I would like to find the global minimum of the function: $$f(x, y) = 10(y^2-2x^3)^2 + (1-x)^2 - (y-1000)^{-1}.$$
Now my problem is the following. I know that $(1, \sqrt{2})$ is a local minimum, and I could try to prove it is also a global minimum. However, when investigating the function, I notice a term $-(y - 1000)^{-1}$ and I'm confused how to deal with this.
My Thoughts
Now, I thought the limit $\lim_{x \to 0} \frac{1}{x}$ didn't exist.
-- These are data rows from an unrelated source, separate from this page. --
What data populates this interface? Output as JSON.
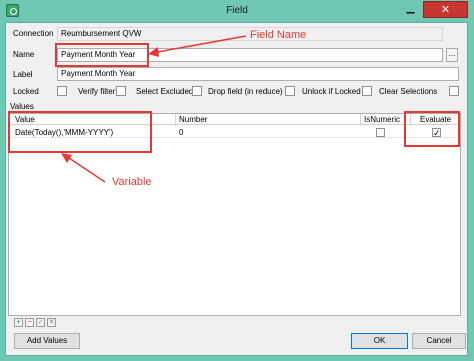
{
  "window": {
    "title": "Field"
  },
  "form": {
    "connection_label": "Connection",
    "connection_value": "Reumbursement QVW",
    "name_label": "Name",
    "name_value": "Payment Month Year",
    "name_browse": "...",
    "label_label": "Label",
    "label_value": "Payment Month Year",
    "options": [
      {
        "label": "Locked"
      },
      {
        "label": "Verify filter"
      },
      {
        "label": "Select Excluded"
      },
      {
        "label": "Drop field (in reduce)"
      },
      {
        "label": "Unlock if Locked"
      },
      {
        "label": "Clear Selections"
      }
    ]
  },
  "values": {
    "section_label": "Values",
    "columns": [
      "Value",
      "Number",
      "IsNumeric",
      "Evaluate"
    ],
    "rows": [
      {
        "value": "Date(Today(),'MMM-YYYY')",
        "number": "0",
        "is_numeric": false,
        "evaluate": true
      }
    ],
    "toolbar": {
      "add": "+",
      "remove": "−",
      "confirm": "✓",
      "cancel": "✕"
    }
  },
  "buttons": {
    "add_values": "Add Values",
    "ok": "OK",
    "cancel": "Cancel"
  },
  "annotations": {
    "field_name": "Field Name",
    "variable": "Variable"
  },
  "colors": {
    "annotation_red": "#e53935",
    "titlebar": "#6ec8b4",
    "close": "#c7372f"
  }
}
However, to me it seems that $\lim_{x \downarrow 0} \frac{1}{x} = \infty$ and thus also for the function $f(x, y)$ I can say that $\lim_{y \downarrow 1000} \frac{-1}{y - 1000} = -\infty$? And thus the point $(1, \sqrt{2})$ can only be a local minimum?
The point $(1,\sqrt{2})$ is not a global minimum, because
$$f(1,\sqrt{2}) > f(1, 1000.000000001)$$
I don't really know the value of any of the two terms, but the simple fact that $(1000+\epsilon - 1000)^{-1} = \frac{1}{\epsilon}$ is enough for me to know that if I pick a small enough positive $\epsilon$, the expression $f(1, 1000+\epsilon)$ will be as small as I want.